These White generals were often mocked or satirised in Soviet propaganda. The most common accusation was that they were anti-Russian agents, or that they were being bribed by the capitalist governments of Britain, France and the United States. One Viktor Deni cartoon, Dogs of War, shows Denikin, Kolchak and Yudenich controlled by a leash wielded by these foreign powers. The Whites themselves were avid creators of political propaganda, though it was not as prolific or as effective as Bolshevik material. White propaganda drew heavily on the horrors of the Red Terror, the CHEKA and war communism. It depicted the Bolshevik movement as bloodthirsty, anti-religious and destructive. Some White propaganda also drew on traditional hatreds, particularly anti-Semitism, with Trotsky a particular target.
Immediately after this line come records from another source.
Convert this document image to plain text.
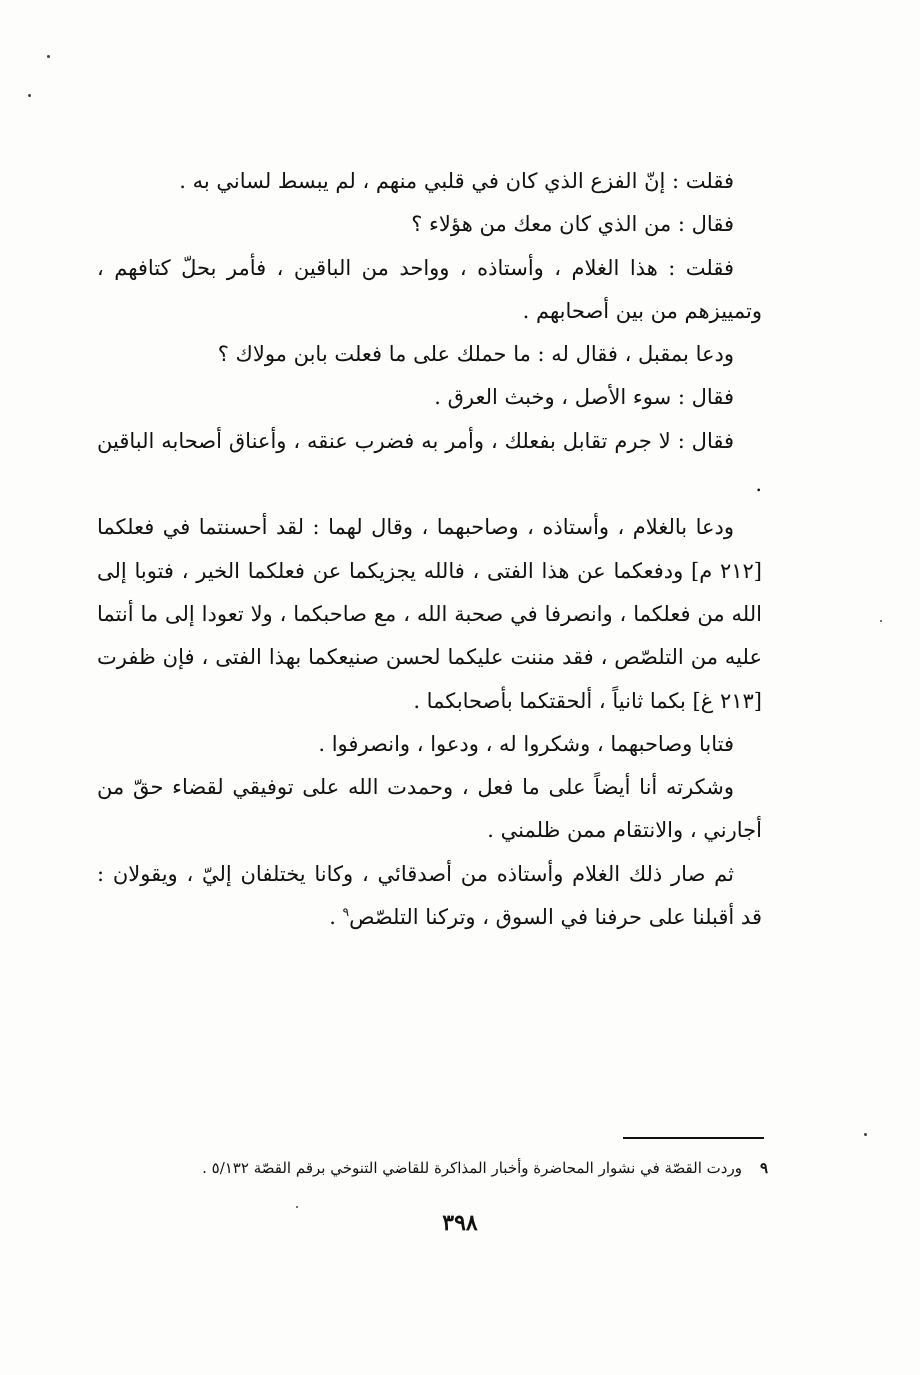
فقلت : إنّ الفزع الذي كان في قلبي منهم ، لم يبسط لساني به .

فقال : من الذي كان معك من هؤلاء ؟

فقلت : هذا الغلام ، وأستاذه ، وواحد من الباقين ، فأمر بحلّ كتافهم ، وتمييزهم من بين أصحابهم .

ودعا بمقبل ، فقال له : ما حملك على ما فعلت بابن مولاك ؟

فقال : سوء الأصل ، وخبث العرق .

فقال : لا جرم تقابل بفعلك ، وأمر به فضرب عنقه ، وأعناق أصحابه الباقين .

ودعا بالغلام ، وأستاذه ، وصاحبهما ، وقال لهما : لقد أحسنتما في فعلكما [٢١٢ م] ودفعكما عن هذا الفتى ، فالله يجزيكما عن فعلكما الخير ، فتوبا إلى الله من فعلكما ، وانصرفا في صحبة الله ، مع صاحبكما ، ولا تعودا إلى ما أنتما عليه من التلصّص ، فقد مننت عليكما لحسن صنيعكما بهذا الفتى ، فإن ظفرت [٢١٣ غ] بكما ثانياً ، ألحقتكما بأصحابكما .

فتابا وصاحبهما ، وشكروا له ، ودعوا ، وانصرفوا .

وشكرته أنا أيضاً على ما فعل ، وحمدت الله على توفيقي لقضاء حقّ من أجارني ، والانتقام ممن ظلمني .

ثم صار ذلك الغلام وأستاذه من أصدقائي ، وكانا يختلفان إليّ ، ويقولان : قد أقبلنا على حرفنا في السوق ، وتركنا التلصّص$^٩$ .

٩وردت القصّة في نشوار المحاضرة وأخبار المذاكرة للقاضي التنوخي برقم القصّة ٥/١٣٢ .
٣٩٨
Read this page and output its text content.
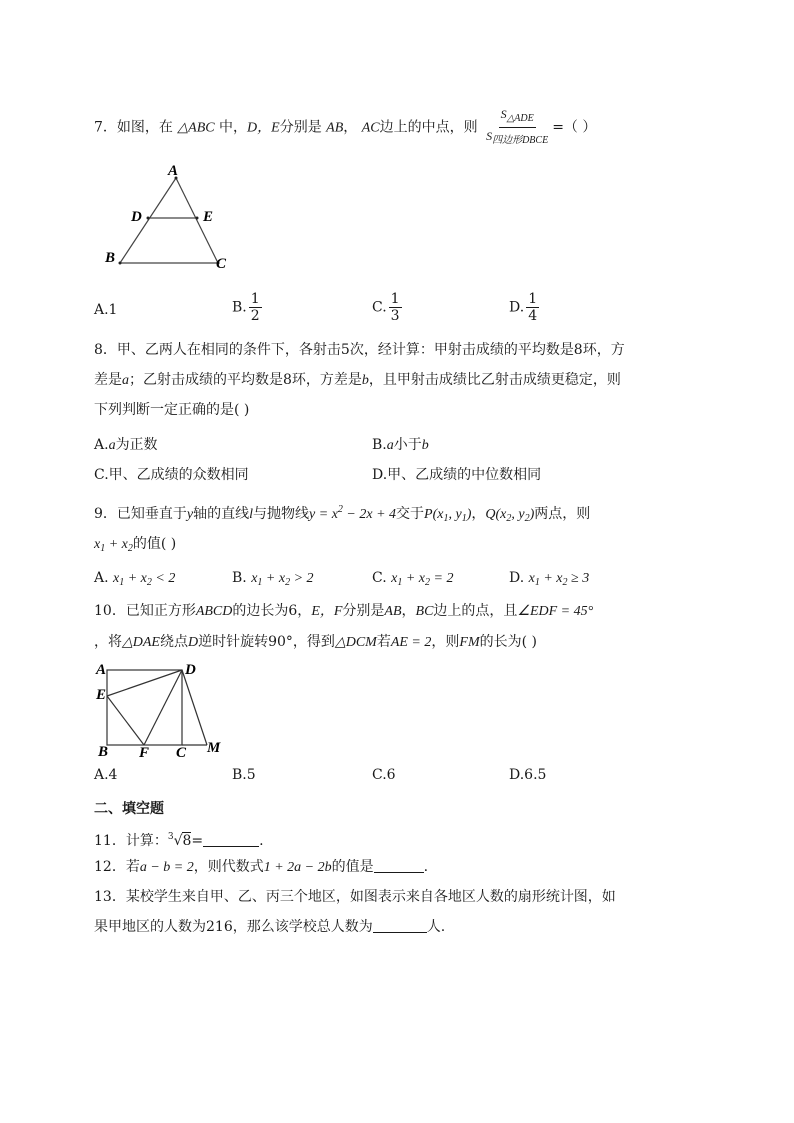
7．如图，在 △ABC 中，D，E分别是 AB， AC边上的中点，则 $\frac{S_{\triangle ADE}}{S_{四边形DBCE}}$ =（ ）
A
D	E
B	C
A.1	B. $\frac{1}{2}$	C. $\frac{1}{3}$	D. $\frac{1}{4}$
8．甲、乙两人在相同的条件下，各射击5次，经计算：甲射击成绩的平均数是8环，方
差是a；乙射击成绩的平均数是8环，方差是b，且甲射击成绩比乙射击成绩更稳定，则
下列判断一定正确的是( )
A.a为正数	B.a小于b
C.甲、乙成绩的众数相同	D.甲、乙成绩的中位数相同
9．已知垂直于y轴的直线l与抛物线$y = x^2 - 2x + 4$交于$P(x_1$, $y_1$)，$Q(x_2$, $y_2$)两点，则
$x_1 + x_2$的值( )
A. $x_1 + x_2 < 2$	B. $x_1 + x_2 > 2$	C. $x_1 + x_2 = 2$	D. $x_1 + x_2 \ge 3$
10．已知正方形ABCD的边长为6，E，F分别是AB，BC边上的点，且∠EDF = 45°
，将△DAE绕点D逆时针旋转90°，得到△DCM若AE = 2，则FM的长为( )
A	D
E
B F C M
A.4	B.5	C.6	D.6.5
二、填空题
11．计算：$^3$√8=	.
12．若a − b = 2，则代数式1 + 2a − 2b的值是	.
13．某校学生来自甲、乙、丙三个地区，如图表示来自各地区人数的扇形统计图，如
果甲地区的人数为216，那么该学校总人数为	人.
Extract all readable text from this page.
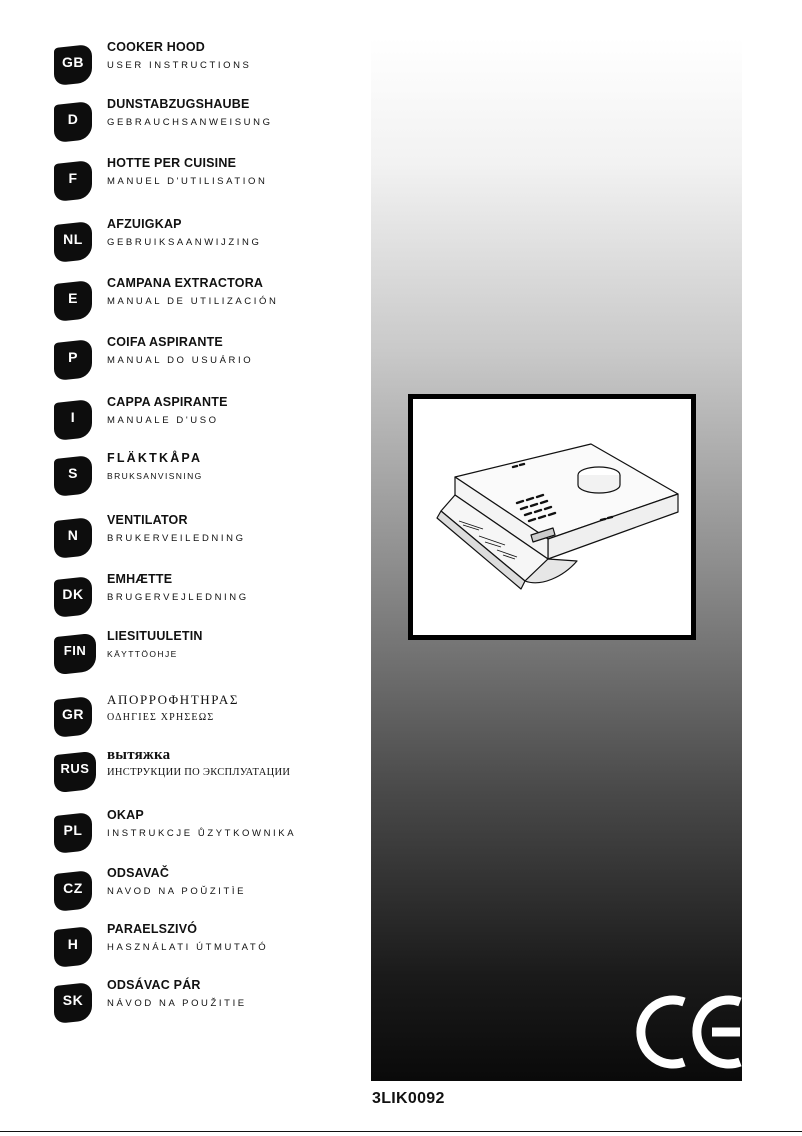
GB
COOKER HOOD
USER INSTRUCTIONS
D
DUNSTABZUGSHAUBE
GEBRAUCHSANWEISUNG
F
HOTTE PER CUISINE
MANUEL D'UTILISATION
NL
AFZUIGKAP
GEBRUIKSAANWIJZING
E
CAMPANA EXTRACTORA
MANUAL DE UTILIZACIÓN
P
COIFA ASPIRANTE
MANUAL DO USUÁRIO
I
CAPPA ASPIRANTE
MANUALE D'USO
S
FLÄKTKÅPA
BRUKSANVISNING
N
VENTILATOR
BRUKERVEILEDNING
DK
EMHÆTTE
BRUGERVEJLEDNING
FIN
LIESITUULETIN
KÄYTTÖOHJE
GR
ΑΠΟΡΡΟΦΗΤΗΡΑΣ
ΟΔΗΓΙΕΣ ΧΡΗΣΕΩΣ
RUS
вытяжка
ИНСТРУКЦИИ ПО ЭКСПЛУАТАЦИИ
PL
OKAP
INSTRUKCJE ŮZYTKOWNIKA
CZ
ODSAVAČ
NAVOD NA POǓZITÌE
H
PARAELSZIVÓ
HASZNÁLATI ÚTMUTATÓ
SK
ODSÁVAC PÁR
NÁVOD NA POUŽITIE
3LIK0092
The failure of the White armies and their commanders can be explained in two points. First, the White forces were divided, geographically separated and either unable or unwilling to coordinate their efforts. White generals did work together at times, however, they also operated autonomously and with their own agendas. This disunity and lack of coordination proved militarily fatal. Second, the Whites failed to offer ordinary Russians a viable alternative to the Bolshevik regime. For the entirety of the Civil War, it was unclear what kind of government Russia might inherit if the Whites were victorious. White leaders offered no promise or hope for the future, only a return to either tsarism or the uncertainty of 1917. The White armies often treated ordinary Russians appallingly and many White commanders relied on the same brutal tactics – conscription, grain requisitioning, coercion and terror – as their Bolshevik counterparts. There was often little to distinguish between Red and White rule, so many Russians supported neither.

white armies russia

1. The White armies were several anti-Bolshevik militias and military forces that fought in the Russian Civil War.

2. Aside from their opposition to the Bolsheviks, the White armies had little in common and featured different composition, leadership and methods.

3. White army commanders were mostly former tsarist generals who assumed control of anti-Bolshevik forces in particular regions.

4. The White armies failed largely because of their inability or unwillingness to communicate and coordinate, meaning their forces were divided.

5. The White armies also failed to provide a political alternative to Bolsheviks, promising little or nothing other than their removal. Many White commanders and officers also restored to the same methods and coercion used by the Red Army and CHEKA, which made them unpopular with locals.